Along Eastern Valley Road between Bessemer and McCalla, nestled among other houses and businesses, are three unassuming, authentic pioneer homes. Last Sunday, I drove out to see them during the Christmas Heritage Tour of Pioneer Homes, hosted annually by the West Jefferson County Historical Society.
Author note: special thanks to the West Jefferson County Historical Society for inviting me on the tour, and for its efforts to preserve history and share it with others.
The McAdory, Owen and Sadler families settled this land following the Indian Wars of the early 1800s. The houses are a few miles apart, but in pioneer times, they were close neighbors, friends and family, with farm acreage in between. Each started as a modest two-room home, and expanded as children were born.
The self-sufficient farmsteads grew the food they needed, as well as cotton. As many as eight slaves worked the land of each thousand-acre farm.
Many descendants of these pioneer families appear in Alabama and Birmingham history books. Rose Owen, one of the founders of Birmingham-Southern College, grew up in one of the homes.
The houses are furnished and decorated with period-appropriate items for the annual Christmas Heritage Tour. Some items belonged to the original families, and I’ve noted those in the captions.
The McAdory House was built from hand-hewn wood, finished with an adz. The hand-cut chimney stones include sandstone, limestone and iron ore. The kitchen was detached to protect the main house in case of fire. Boys slept in a one-room, freestanding cabin, while girls slept in the main house with the parents. (A room of one’s own did not exist.)
- Thomas McAdory, who came to the area with his father and family in 1818, set up home here by 1840.
- Isaac Wellington McAdory, Thomas’ third son, the only to survive the Civil War, established two schools and became Jefferson County Superintendent of Education.
- Robert McAdory, born here, became the first mayor of Bessemer.
- Thomas McAdory Owen, also born here, founded the Alabama State Department of Archives and History. (As you might guess from his name, the three families married among each other.)
The West Jefferson County Historical Society dedicated one room of the McAdory House on the tour to original family items (see photo at the top of this post.) Those artifacts included intricate quilts and tatted bed linens. Tatting is a durable lace made with knots and loops. Then there’s…

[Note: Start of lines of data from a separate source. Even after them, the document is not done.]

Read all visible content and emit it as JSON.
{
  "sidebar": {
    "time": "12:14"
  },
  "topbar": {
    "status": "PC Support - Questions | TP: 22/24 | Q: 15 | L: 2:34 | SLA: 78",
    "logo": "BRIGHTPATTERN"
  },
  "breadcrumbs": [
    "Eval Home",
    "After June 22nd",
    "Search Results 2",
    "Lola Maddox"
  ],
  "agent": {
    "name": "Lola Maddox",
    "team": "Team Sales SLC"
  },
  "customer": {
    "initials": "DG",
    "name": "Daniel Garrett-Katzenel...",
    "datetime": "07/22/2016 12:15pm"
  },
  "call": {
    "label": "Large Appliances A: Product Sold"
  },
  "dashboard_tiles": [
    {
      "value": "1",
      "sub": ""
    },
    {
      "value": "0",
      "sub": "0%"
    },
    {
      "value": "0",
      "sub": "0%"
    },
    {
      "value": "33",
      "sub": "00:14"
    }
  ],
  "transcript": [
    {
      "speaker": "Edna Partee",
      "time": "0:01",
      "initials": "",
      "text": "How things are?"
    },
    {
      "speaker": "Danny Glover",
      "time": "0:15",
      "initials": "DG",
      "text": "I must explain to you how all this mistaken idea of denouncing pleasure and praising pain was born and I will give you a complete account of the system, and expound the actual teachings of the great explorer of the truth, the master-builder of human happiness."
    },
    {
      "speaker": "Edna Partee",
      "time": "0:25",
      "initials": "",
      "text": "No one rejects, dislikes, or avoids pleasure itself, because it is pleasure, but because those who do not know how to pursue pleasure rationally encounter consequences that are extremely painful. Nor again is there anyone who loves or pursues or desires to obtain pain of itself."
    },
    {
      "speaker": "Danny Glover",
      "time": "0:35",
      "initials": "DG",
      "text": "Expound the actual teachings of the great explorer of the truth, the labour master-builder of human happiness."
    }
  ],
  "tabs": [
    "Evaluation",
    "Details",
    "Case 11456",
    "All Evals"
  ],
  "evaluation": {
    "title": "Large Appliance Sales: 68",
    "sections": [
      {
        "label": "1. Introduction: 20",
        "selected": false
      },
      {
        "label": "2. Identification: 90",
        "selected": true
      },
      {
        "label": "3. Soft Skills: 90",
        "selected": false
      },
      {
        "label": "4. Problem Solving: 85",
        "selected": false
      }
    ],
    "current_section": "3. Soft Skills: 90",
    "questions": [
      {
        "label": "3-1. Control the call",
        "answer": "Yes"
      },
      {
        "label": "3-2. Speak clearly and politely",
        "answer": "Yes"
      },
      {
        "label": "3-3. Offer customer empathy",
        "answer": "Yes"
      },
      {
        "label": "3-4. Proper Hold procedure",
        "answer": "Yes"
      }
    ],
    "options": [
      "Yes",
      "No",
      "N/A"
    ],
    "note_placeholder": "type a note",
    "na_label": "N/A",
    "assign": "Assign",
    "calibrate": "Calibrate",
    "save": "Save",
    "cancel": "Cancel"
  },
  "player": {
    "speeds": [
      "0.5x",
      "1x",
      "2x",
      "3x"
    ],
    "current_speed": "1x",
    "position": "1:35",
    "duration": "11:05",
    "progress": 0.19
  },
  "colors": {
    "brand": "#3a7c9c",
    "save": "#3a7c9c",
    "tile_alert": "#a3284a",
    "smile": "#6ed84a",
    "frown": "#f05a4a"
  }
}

Chamber pots and outhouses—facts of pioneer life.
Next up, the Owen House. At age 19, Thomas Hennington Owen built the original two-room structure for his 17-year-old bride, Malissa Rose Sadler, in 1833. He hand-planed the wainscoting and floorboards with impressive precision, and even forged his own nails from iron ore found on the land.

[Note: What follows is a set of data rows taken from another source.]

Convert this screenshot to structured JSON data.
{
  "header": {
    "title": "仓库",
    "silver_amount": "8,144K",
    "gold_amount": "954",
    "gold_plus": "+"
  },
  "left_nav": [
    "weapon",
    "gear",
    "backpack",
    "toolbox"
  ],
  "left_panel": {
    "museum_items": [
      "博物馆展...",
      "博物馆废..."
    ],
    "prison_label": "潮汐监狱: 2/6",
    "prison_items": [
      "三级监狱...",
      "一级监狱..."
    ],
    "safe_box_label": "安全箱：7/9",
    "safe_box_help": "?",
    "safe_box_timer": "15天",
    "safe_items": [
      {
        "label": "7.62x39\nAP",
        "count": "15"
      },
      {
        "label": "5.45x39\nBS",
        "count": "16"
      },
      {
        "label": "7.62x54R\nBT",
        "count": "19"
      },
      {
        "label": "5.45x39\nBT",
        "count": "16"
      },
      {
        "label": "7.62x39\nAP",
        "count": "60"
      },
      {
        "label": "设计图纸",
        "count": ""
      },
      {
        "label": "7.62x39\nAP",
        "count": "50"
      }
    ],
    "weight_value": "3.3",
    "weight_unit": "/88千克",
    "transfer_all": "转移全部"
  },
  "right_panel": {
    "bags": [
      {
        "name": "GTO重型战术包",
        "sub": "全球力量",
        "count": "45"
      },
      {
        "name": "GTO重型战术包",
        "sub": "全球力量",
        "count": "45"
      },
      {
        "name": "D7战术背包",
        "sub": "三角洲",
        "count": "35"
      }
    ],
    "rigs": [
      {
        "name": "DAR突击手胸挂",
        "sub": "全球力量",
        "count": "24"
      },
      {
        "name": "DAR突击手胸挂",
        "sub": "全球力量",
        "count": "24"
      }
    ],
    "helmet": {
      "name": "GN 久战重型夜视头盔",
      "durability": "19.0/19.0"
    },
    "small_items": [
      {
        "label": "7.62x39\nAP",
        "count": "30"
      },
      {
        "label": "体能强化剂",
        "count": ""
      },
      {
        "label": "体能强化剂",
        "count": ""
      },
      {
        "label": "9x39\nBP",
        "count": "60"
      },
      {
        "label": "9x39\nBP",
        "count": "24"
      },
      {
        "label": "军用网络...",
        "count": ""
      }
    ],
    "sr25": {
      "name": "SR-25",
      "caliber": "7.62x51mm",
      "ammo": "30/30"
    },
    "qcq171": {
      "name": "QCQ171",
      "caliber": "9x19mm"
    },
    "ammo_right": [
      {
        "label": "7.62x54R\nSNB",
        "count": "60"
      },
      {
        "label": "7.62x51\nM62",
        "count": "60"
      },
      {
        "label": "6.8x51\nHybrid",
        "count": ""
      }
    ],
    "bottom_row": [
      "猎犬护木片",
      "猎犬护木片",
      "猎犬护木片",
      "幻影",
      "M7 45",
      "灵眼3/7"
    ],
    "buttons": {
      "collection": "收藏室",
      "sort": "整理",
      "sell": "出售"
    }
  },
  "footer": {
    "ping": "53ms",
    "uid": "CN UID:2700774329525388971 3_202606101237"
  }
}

By 1838, Owen had greatly expanded the two-room home.
Thomas Owen had eight children from his marriage to Malissa and a second marriage, after her death, to Mary Elizabeth Tarrant. The Civil War, illness and infant mortality claimed the lives of all but two children. The war was hard on family finances, too. By the end, they were down to a $3 gold coin.

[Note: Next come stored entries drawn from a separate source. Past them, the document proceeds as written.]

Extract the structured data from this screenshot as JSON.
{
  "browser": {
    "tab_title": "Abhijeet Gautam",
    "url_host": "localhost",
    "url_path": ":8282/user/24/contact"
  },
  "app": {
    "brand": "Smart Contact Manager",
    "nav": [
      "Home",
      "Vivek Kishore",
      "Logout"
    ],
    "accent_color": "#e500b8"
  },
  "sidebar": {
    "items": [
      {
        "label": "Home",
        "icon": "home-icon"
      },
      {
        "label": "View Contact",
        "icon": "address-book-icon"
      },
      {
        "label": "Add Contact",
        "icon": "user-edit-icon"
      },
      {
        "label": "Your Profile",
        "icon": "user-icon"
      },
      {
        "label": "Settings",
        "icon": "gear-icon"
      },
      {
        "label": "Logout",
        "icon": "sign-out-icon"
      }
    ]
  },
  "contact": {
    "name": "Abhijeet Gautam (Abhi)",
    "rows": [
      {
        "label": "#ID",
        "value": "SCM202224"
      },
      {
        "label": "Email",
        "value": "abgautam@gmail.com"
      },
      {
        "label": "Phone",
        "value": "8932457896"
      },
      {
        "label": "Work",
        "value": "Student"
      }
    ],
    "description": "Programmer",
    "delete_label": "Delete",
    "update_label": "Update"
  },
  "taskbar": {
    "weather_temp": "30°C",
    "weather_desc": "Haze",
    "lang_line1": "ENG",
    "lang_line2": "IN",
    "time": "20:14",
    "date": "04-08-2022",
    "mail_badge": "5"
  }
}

- Thomas Owen himself was an early industrialist. During the Civil War, he operated a foundry near Tannehill Furnace, along with Thomas Lightfoot Williams, to supply the Confederacy.
- Rose Owen, son of Thomas and Malissa, became a successful merchant. He helped found Birmingham-Southern College and donated the first tract of land for the campus. The Owen Quandrangle is named after him.
- Mary Eugenia, daughter of Thomas and Mary Elizabeth, married Dr. John Sharp Gillesby in her family home. She became active in Birmingham civic and church affairs.
The Owen House was the gathering house among the three pioneer homes, hosting both weddings and funerals in the parlor. In keeping with that tradition, the West Jefferson County Historical Society puts on quite an affair in the Owen Home during the Christmas Heritage Tour, including a dulcimer player.
After touring the first floor, I headed up the stairs to the girls’ room, decked in furniture and accessories of the times. (Author selfie in mirror.)
Now, moving on to the boys’ rooms. The rooms connect today, but the boys’ and girls’ rooms were originally accessible only by separate staircases. This was a protective measure, as travelers often stayed in the boys’ rooms.
Before leaving, I chatted with Connie Grund, a descendant of the Owen family. Her chapter of the Daughters of the American Revolution decorated the home for the Christmas Heritage Tour. (If you go next year, ask her about the pinecones.)
Finally, as evening approached, I headed to my last stop on the Christmas Heritage Tour, the Sadler House. There I learned a valuable lesson. The 4 p.m. closing time is, more than anything practical, when a house doesn’t have electricity. The kind tour hosts let me in, but it was too dark for pictures.
So I will return to the Christmas Heritage Tour next year and start with the Sadler House. Will you join me?